Hello Vue 3: A First Look at Vue 3 and the Composition API

Building a simple Applications with Vue 3

Deno Crash Course: Explore Deno and Create a full REST API with Deno

How to Build a Real-time Chat App with Deno and WebSockets

Convert HTML to Markdown Online

HTML entity encoder decoder Online

Data Science With Python Training | Python Data Science Course | Intellipaat

🔵 Intellipaat Data Science with Python course: https://intellipaat.com/python-for-data-science-training/In this Data Science With Python Training video, you...

6 Best Python IDEs for Data Science & Machine Learning [2021]

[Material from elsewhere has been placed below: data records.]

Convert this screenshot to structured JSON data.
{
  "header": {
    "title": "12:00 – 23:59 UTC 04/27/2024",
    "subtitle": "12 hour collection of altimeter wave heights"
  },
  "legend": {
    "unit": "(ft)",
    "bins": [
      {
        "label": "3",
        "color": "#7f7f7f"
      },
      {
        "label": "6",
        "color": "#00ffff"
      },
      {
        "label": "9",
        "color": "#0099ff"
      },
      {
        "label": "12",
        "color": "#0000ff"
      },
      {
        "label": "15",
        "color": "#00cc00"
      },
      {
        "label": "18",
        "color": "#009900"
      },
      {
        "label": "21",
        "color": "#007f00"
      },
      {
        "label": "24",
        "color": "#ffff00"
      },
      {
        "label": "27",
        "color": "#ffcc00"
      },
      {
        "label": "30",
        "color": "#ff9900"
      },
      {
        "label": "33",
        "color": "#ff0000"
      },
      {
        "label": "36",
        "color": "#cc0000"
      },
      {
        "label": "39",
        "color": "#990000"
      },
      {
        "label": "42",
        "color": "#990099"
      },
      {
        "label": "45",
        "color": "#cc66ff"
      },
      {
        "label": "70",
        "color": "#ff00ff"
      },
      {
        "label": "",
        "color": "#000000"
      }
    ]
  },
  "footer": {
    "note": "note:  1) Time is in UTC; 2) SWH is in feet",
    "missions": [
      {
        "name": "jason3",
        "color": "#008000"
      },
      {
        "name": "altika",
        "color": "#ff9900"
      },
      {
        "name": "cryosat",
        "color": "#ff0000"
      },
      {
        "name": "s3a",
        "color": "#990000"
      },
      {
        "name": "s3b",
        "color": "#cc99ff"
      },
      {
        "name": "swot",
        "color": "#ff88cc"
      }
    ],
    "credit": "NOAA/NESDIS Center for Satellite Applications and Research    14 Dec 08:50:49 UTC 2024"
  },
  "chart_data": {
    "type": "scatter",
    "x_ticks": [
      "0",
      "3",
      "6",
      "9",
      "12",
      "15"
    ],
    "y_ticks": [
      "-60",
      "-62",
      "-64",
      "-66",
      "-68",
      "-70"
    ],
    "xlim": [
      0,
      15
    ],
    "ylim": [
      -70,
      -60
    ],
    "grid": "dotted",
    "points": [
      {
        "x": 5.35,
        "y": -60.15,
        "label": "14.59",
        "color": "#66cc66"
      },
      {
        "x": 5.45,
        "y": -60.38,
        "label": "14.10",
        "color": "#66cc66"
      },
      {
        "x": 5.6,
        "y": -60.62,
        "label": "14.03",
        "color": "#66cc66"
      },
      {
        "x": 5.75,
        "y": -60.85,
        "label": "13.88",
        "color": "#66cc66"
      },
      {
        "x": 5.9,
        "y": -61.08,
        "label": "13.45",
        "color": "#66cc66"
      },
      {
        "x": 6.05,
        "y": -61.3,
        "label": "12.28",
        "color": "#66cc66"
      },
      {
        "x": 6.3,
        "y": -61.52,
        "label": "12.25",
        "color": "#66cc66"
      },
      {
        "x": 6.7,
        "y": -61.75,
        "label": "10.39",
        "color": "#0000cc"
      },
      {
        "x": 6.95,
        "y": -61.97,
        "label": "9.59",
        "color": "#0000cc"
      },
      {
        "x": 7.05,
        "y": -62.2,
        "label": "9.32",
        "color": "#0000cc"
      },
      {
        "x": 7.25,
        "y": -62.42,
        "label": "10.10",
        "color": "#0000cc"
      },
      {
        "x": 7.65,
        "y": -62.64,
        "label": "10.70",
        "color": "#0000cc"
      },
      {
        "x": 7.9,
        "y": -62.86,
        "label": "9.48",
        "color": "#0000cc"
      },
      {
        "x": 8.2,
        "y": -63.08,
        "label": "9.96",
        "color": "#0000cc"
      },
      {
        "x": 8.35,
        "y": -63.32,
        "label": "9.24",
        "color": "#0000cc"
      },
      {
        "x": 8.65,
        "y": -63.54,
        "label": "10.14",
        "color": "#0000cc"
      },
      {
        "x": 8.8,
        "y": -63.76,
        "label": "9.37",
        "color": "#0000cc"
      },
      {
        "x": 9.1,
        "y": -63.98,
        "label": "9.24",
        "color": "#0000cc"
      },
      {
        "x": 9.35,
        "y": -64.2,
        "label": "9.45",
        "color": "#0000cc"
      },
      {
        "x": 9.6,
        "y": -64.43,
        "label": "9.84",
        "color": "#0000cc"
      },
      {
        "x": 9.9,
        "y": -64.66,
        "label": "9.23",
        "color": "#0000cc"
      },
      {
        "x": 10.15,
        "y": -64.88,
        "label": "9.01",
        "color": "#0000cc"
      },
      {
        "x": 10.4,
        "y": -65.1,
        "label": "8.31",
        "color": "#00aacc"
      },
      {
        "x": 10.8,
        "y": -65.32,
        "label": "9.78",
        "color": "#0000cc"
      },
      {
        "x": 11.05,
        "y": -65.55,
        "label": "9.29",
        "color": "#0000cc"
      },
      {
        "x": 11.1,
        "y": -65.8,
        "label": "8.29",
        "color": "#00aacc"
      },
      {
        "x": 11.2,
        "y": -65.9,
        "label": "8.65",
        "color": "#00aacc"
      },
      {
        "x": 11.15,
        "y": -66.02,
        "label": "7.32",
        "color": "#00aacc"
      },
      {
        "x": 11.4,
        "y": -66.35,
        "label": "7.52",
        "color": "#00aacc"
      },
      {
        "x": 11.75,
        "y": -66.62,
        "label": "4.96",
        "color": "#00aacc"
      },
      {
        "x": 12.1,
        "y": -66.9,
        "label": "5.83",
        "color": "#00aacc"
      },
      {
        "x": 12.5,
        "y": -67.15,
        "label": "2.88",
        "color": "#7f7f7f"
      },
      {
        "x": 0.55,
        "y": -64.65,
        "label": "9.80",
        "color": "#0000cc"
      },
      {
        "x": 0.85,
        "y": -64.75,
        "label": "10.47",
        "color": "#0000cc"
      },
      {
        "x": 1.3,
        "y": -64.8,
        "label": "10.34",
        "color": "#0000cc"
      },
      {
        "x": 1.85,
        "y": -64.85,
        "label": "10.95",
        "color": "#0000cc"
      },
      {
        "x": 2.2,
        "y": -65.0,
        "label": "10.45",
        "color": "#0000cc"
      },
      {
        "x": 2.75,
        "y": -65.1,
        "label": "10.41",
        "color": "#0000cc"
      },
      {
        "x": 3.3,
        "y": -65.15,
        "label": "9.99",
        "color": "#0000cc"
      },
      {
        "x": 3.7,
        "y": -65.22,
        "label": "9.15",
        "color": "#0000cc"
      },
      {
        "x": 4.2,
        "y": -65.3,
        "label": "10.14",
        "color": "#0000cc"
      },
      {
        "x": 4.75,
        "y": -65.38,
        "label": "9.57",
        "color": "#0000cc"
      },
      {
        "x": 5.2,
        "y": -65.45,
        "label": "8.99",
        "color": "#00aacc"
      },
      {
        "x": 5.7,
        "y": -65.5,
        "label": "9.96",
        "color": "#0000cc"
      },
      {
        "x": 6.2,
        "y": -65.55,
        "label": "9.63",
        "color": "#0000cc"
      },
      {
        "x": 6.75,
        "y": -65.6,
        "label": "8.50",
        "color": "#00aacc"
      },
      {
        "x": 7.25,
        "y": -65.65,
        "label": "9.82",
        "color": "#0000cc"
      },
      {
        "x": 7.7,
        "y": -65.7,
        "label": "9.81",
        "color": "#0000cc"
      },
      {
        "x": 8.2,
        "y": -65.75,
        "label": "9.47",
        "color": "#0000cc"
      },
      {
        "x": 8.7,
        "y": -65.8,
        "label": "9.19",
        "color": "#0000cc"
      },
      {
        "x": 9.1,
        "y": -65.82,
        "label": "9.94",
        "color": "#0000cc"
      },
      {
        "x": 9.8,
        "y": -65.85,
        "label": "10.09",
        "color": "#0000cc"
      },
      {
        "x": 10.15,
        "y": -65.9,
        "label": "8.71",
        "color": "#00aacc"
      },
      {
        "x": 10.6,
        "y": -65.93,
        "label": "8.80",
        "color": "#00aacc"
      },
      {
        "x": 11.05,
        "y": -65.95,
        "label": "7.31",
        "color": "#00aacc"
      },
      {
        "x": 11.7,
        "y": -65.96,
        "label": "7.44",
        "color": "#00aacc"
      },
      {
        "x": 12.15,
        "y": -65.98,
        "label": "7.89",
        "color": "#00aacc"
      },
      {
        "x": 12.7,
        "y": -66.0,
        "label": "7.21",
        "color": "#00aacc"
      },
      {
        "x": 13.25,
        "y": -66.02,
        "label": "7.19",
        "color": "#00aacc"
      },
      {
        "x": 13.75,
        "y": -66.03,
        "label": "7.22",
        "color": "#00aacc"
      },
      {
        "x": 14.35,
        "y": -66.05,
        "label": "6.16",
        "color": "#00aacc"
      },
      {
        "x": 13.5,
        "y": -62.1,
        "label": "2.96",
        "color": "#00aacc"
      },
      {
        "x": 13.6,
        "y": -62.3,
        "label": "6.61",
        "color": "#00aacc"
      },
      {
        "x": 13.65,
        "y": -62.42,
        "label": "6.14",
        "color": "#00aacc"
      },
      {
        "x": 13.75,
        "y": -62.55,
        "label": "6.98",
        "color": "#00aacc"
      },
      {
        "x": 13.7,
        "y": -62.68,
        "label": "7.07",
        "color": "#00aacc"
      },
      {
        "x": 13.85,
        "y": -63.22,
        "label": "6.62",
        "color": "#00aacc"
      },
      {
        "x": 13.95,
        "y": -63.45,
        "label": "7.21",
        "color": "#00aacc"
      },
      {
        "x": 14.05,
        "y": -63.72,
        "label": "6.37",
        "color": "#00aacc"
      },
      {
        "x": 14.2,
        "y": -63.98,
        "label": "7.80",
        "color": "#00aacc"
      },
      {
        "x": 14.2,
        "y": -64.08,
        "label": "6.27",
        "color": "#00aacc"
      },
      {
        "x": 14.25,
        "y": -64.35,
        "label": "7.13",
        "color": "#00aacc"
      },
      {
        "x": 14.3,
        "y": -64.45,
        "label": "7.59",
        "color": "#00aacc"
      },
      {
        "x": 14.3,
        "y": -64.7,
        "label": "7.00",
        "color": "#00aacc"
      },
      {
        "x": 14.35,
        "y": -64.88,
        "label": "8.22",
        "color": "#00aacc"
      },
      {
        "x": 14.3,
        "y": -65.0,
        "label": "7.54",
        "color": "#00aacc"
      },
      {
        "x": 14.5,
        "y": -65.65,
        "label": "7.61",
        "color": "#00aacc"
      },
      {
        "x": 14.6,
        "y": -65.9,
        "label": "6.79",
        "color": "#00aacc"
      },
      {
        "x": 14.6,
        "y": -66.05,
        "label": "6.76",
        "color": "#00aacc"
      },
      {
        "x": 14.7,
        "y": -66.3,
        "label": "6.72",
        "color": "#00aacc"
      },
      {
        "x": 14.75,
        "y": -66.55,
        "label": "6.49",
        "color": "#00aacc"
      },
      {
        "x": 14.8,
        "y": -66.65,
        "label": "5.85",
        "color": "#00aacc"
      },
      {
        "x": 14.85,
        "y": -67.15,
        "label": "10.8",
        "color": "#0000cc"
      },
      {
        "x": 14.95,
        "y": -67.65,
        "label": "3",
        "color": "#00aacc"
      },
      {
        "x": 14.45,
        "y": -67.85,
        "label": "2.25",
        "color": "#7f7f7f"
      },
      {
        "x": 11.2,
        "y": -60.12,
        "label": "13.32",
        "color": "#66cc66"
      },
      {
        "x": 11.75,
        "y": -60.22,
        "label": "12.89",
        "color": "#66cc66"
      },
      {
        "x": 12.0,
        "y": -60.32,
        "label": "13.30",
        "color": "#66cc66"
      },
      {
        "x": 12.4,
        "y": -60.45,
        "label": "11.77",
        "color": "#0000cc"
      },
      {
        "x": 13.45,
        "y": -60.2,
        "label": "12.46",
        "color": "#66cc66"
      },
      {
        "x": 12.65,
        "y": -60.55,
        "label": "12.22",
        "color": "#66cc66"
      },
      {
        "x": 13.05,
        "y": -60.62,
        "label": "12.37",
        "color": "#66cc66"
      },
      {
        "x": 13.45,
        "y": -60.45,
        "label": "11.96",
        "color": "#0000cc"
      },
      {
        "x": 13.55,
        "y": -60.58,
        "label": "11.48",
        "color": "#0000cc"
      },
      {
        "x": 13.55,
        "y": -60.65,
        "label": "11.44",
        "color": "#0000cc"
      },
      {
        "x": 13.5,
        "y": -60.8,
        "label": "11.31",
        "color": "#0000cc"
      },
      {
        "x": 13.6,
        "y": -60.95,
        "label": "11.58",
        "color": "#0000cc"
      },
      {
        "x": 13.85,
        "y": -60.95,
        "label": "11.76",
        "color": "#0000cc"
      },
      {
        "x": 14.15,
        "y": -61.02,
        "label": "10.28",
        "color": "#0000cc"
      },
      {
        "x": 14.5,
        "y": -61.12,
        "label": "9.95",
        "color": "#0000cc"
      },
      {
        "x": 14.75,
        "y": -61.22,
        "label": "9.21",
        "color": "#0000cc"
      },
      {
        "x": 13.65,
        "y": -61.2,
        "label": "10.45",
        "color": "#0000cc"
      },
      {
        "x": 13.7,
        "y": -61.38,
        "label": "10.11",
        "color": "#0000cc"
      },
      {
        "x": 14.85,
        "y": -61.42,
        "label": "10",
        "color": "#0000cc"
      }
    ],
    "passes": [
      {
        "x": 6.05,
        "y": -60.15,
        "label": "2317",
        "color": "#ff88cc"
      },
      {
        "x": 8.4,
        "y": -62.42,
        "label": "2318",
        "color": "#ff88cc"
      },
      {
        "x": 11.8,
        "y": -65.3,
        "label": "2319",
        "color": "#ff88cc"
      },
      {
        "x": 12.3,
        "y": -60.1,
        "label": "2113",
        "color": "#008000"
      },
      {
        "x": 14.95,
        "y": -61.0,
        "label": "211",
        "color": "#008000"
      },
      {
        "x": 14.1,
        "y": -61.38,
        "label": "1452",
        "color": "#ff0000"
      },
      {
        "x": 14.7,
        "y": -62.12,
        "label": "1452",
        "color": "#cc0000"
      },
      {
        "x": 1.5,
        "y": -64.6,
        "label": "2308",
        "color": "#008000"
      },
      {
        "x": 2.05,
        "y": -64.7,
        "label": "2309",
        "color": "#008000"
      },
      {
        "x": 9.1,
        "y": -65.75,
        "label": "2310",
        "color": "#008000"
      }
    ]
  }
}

6 Best Python IDEs for Data Science & Machine Learning [2021] - An IDE (Integrated Development Environment) is used for software development. An IDE may have a compiler, debugger, and all the other requirements needed for software development. IDEs help in consolidating different aspects of a computer program

6 Best Python IDEs for Data Science & Machine Learning [2021] | upGrad blog

Introduction  An IDE (Integrated Development Environment) is used for software development. An IDE may have a compiler, debugger, and all the other requirements needed for software development. IDEs help in consolidating different aspects of a computer program. 6 Best Python IDEs for Data Science & Machine Learning [2021]

Machine Learning Algorithms | Data Science | Machine Learning | Python

Machine learning algorithms are different from other algorithms. With most algorithms, a programmer begins by entering the algorithm.

How I'd Learn Data Science If I Were To Start All Over Again

A couple of days ago I started thinking if I had to start learning machine learning and data science all over again where would I start?